AI Governance

The One-Page AI Governance Framework (Even in Regulated Industries)

Anar Agency · July 15, 2026 · Field-tested operator guidance
Effective AI governance is five decisions written down: what data may enter which tools, who may use which capabilities, how output quality is checked, what spend is authorized, and who is accountable when something goes wrong. If your framework does not fit on one page, it will be ignored; if it does not exist, it will be improvised badly.

Governance is five decisions, not fifty pages

Data boundaries. Classify once: green (any approved tool), yellow (enterprise tools with contractual data protection only), red (never leaves controlled systems). Every future question reduces to which bucket.

Access. Which roles get which capabilities. Read-widely, write-narrowly is the default that survives contact with reality. Log writes.

Evaluation. Every production AI workflow names its owner and its check: sampled human review, regression cases, tripwire metrics. Unevaluated workflows are pilots, and pilots do not touch customers.

Spend. Budgets and caps per team, visible weekly. Runaway cost is a governance failure before it is a finance problem.

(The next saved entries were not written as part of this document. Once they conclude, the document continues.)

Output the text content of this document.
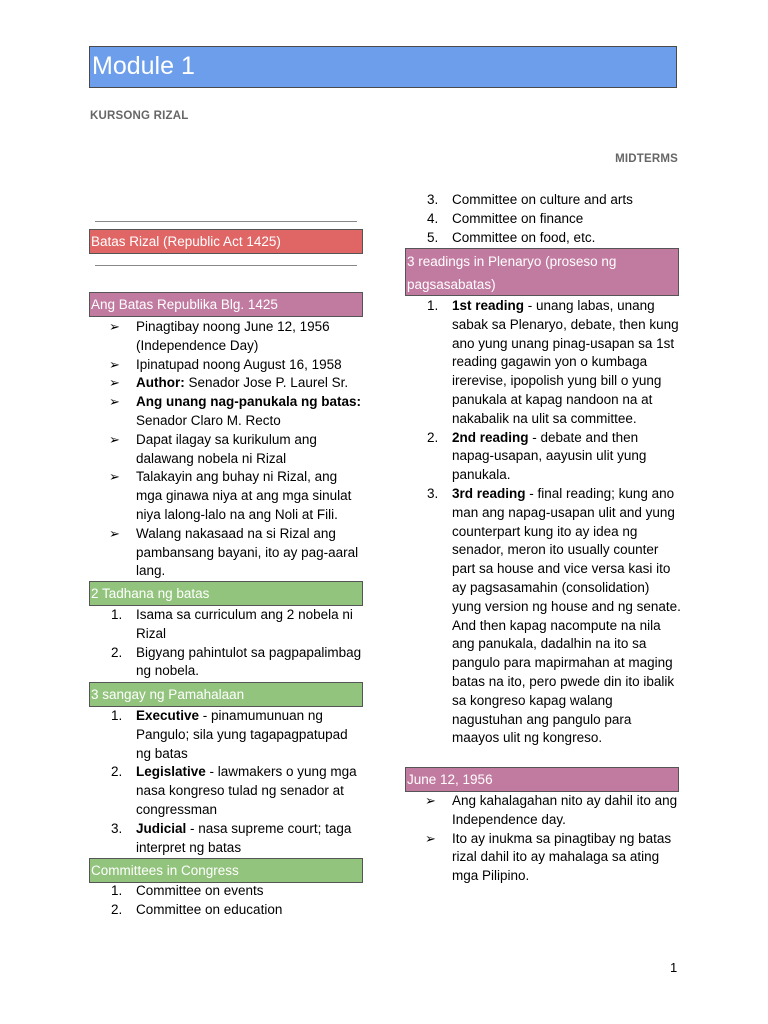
Module 1
KURSONG RIZAL
MIDTERMS
Batas Rizal (Republic Act 1425)
Ang Batas Republika Blg. 1425
➢	Pinagtibay noong June 12, 1956 (Independence Day)
➢	Ipinatupad noong August 16, 1958
➢	Author: Senador Jose P. Laurel Sr.
➢	Ang unang nag-panukala ng batas: Senador Claro M. Recto
➢	Dapat ilagay sa kurikulum ang dalawang nobela ni Rizal
➢	Talakayin ang buhay ni Rizal, ang mga ginawa niya at ang mga sinulat niya lalong-lalo na ang Noli at Fili.
➢	Walang nakasaad na si Rizal ang pambansang bayani, ito ay pag-aaral lang.
2 Tadhana ng batas
1.	Isama sa curriculum ang 2 nobela ni Rizal
2.	Bigyang pahintulot sa pagpapalimbag ng nobela.
3 sangay ng Pamahalaan
1.	Executive - pinamumunuan ng Pangulo; sila yung tagapagpatupad ng batas
2.	Legislative - lawmakers o yung mga nasa kongreso tulad ng senador at congressman
3.	Judicial - nasa supreme court; taga interpret ng batas
Committees in Congress
1.	Committee on events
2.	Committee on education
3.	Committee on culture and arts
4.	Committee on finance
5.	Committee on food, etc.
3 readings in Plenaryo (proseso ng pagsasabatas)
1.	1st reading - unang labas, unang sabak sa Plenaryo, debate, then kung ano yung unang pinag-usapan sa 1st reading gagawin yon o kumbaga irerevise, ipopolish yung bill o yung panukala at kapag nandoon na at nakabalik na ulit sa committee.
2.	2nd reading - debate and then napag-usapan, aayusin ulit yung panukala.
3.	3rd reading - final reading; kung ano man ang napag-usapan ulit and yung counterpart kung ito ay idea ng senador, meron ito usually counter part sa house and vice versa kasi ito ay pagsasamahin (consolidation) yung version ng house and ng senate. And then kapag nacompute na nila ang panukala, dadalhin na ito sa pangulo para mapirmahan at maging batas na ito, pero pwede din ito ibalik sa kongreso kapag walang nagustuhan ang pangulo para maayos ulit ng kongreso.
June 12, 1956
➢	Ang kahalagahan nito ay dahil ito ang Independence day.
➢	Ito ay inukma sa pinagtibay ng batas rizal dahil ito ay mahalaga sa ating mga Pilipino.
1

Accountability. A human owns every agent's output, the same way a manager owns a report's output. No orphan automations.

ONE PAGE1. DATA - green / yellow / red buckets2. ACCESS - read wide, write narrow3. EVALUATION - every workflow names its check4. SPEND - caps and weekly visibility5. ACCOUNTABILITY - a human owns every output
If a governance question does not fit under one of the five decisions, it is usually not a governance question.

Regulated industries: constraint as clarity

Healthcare, finance, insurance, and law adopt AI successfully by inverting the question: instead of "can we use AI?", ask "which of our workflows have no regulated data in them at all?" Marketing drafts, internal documentation, code without PHI or PII, research synthesis: there is usually a wide green zone that requires no regulator conversation whatsoever.

For the regulated zone, your existing compliance machinery is the asset, not the obstacle: the same access controls, audit logs, and review chains that govern human work extend to machine work. Regulators do not require that AI be absent; they require that accountability be present.

One rule keeps you safe in every jurisdiction: a human owns every consequential output, and the log can prove who.

Framework: The Five-Decision Page

Write five headings on one page: Data (green/yellow/red), Access (who gets what), Evaluation (every workflow names its check), Spend (caps and visibility), Accountability (a human owns every output). If a governance question does not fit under one of the five, it is usually not a governance question.

Rolling out coding agents without leaking the company

Coding tools (Claude Code and peers) deserve their own checklist because they touch source code, credentials, and infrastructure. Enterprise accounts only, with training-data exclusion in the contract. Repository access scoped per team, never org-wide by default. Secrets out of repositories entirely so there is nothing to leak. Agent-written code enters through the same pull-request review gate as human code. Spend caps per seat. A kill switch someone actually knows how to use.

None of this is exotic; it is your existing engineering hygiene applied to a faster contributor. Teams with weak hygiene discover that the agent did not create the risk, it accelerated the discovery of it.

Making it stick

Publish the page. Name the owner. Review it quarterly against incidents and new tools. Tie exceptions to the ask-first contact rather than to silence. Governance that lives in a shared document people have actually read beats a policy portal nobody visits.

Questions executives ask

What should an AI governance framework include?

Five decisions: data classification for AI tools, role-based access, mandatory evaluation for production workflows, spend caps with visibility, and named human accountability for every agent's output. One page, one owner, quarterly review.

Can regulated companies use AI safely?

Yes. Start in the green zone (workflows with no regulated data), extend existing compliance controls to machine work in the regulated zone, and keep a human accountable and logged for every consequential output.

How do we roll out AI coding tools securely?

Enterprise accounts with training exclusion, per-team repository scoping, secrets out of repos, agent code through normal PR review, per-seat spend caps, and a practiced kill switch. Standard engineering hygiene, applied to a faster contributor.